Second, the page code rules to prevent collection countermeasures
If our content page has no code rules, then people can't extract the content they need from your code. So we want to do this step to prevent collection, it is necessary to make code without rules.
Implementation method:
To make the other person need to extract the tag randomization
1, custom multiple page templates, each page template in the important HTML tags are different, rendering the page content, random selection of page templates, some pages with Css+div layout, and some pages with table layout, this method is troublesome point, a content page, to do more than a few template pages, But the collection itself is a very cumbersome thing, to do a template, can play a role in the collection, for many people, are worth.
2, if the above method too troublesome, the page of the important HTML tag randomization, you can.

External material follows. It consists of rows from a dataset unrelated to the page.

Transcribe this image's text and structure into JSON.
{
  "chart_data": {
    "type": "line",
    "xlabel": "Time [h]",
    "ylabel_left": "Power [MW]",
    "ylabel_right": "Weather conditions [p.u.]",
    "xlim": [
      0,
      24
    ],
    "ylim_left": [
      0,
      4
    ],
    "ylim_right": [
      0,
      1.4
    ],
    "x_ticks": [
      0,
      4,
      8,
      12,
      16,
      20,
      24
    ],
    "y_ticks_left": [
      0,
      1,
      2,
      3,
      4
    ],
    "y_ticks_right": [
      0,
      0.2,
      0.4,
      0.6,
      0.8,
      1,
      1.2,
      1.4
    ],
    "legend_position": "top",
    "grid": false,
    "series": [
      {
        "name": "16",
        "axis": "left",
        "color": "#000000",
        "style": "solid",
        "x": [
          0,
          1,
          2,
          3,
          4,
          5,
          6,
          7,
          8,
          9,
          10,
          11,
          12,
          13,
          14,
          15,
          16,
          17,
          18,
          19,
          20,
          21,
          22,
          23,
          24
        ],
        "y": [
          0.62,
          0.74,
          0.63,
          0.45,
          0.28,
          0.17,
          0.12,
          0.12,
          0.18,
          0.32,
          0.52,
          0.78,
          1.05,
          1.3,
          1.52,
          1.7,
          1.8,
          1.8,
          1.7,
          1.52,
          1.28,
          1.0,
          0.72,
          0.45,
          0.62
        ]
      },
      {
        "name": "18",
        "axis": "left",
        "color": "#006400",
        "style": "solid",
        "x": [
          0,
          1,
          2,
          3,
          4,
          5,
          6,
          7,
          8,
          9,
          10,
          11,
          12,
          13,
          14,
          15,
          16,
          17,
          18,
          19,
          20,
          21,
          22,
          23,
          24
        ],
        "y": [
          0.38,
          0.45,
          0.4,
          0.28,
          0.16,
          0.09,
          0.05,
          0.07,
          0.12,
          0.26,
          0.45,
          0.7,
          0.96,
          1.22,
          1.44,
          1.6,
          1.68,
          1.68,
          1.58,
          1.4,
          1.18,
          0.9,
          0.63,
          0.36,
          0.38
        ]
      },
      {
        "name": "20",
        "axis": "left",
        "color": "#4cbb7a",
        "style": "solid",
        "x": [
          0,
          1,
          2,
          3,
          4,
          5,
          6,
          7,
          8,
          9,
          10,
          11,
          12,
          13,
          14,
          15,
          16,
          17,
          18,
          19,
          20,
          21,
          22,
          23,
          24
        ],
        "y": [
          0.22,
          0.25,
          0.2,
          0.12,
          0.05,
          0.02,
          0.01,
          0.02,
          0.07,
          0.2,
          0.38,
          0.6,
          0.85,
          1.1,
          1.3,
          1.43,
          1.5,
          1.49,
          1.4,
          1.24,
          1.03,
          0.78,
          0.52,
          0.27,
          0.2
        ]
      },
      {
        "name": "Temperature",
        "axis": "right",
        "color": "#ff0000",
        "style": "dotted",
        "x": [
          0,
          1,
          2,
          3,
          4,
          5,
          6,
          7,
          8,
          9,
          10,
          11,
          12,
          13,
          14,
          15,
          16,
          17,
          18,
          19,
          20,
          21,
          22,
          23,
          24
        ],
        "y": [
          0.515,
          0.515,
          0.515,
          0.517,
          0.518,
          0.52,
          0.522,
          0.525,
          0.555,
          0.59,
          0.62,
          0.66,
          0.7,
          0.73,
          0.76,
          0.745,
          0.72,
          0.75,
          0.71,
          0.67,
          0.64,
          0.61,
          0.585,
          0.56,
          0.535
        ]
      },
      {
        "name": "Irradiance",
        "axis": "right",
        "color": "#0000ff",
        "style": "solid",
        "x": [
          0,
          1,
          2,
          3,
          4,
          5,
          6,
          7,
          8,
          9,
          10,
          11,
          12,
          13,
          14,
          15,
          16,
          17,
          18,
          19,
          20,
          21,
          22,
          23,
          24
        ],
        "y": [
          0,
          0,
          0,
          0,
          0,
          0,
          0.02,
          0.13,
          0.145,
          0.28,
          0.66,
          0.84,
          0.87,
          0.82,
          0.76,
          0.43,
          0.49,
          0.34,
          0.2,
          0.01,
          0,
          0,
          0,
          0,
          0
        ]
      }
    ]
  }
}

The more Web templates you do, the more random HTML code is, the other side analysis of the content code, the more trouble, the other side for your site to write a collection strategy, more difficult, at this time, most people will shrink, because this person is lazy, will collect other people's website data ~ ~ ~ Again, At present, most people are to take the acquisition program developed by others to collect data, the development of their own collection procedures to collect data, after all, is a minority.
There are some simple ideas to provide to you:
1, to the data collector is important, but not important to the search engine content with client script display
2, a page of data, divided into N page display, but also to increase the difficulty of collecting methods
3, with a deeper connection, because most of the current acquisition program can only collect the site content of the first 3 layers, if the content of the connection layer deeper, can also avoid being collected. However, this may cause the customer to browse the inconvenience. Such as:
Most of the sites are home----content index paging----content page
If changed to:
Home----Content index pagination----content page entry----content page
Note: Content page entry is best to add code that automatically goes to the content page
<meta http-equiv= "Refresh" content= "6;url= content page (http://www.oureve.net)" >
In fact, as long as the first step to prevent collection (encryption paging file name rules), the effect of the collection has been good, or recommend two methods to use the collection method at the same time, to gather more difficulty, so that they know difficult to page back.
The content source of this page is from Internet, which doesn't represent Alibaba Cloud's opinion;
products and services mentioned on that page don't have any relationship with Alibaba Cloud. If the
content of the page makes you feel confusing, please write us an email, we will handle the problem
within 5 days after receiving your email.
If you find any instances of plagiarism from the community, please send an email to:
info-contact@alibabacloud.com
and provide relevant evidence. A staff member will contact you within 5 working days.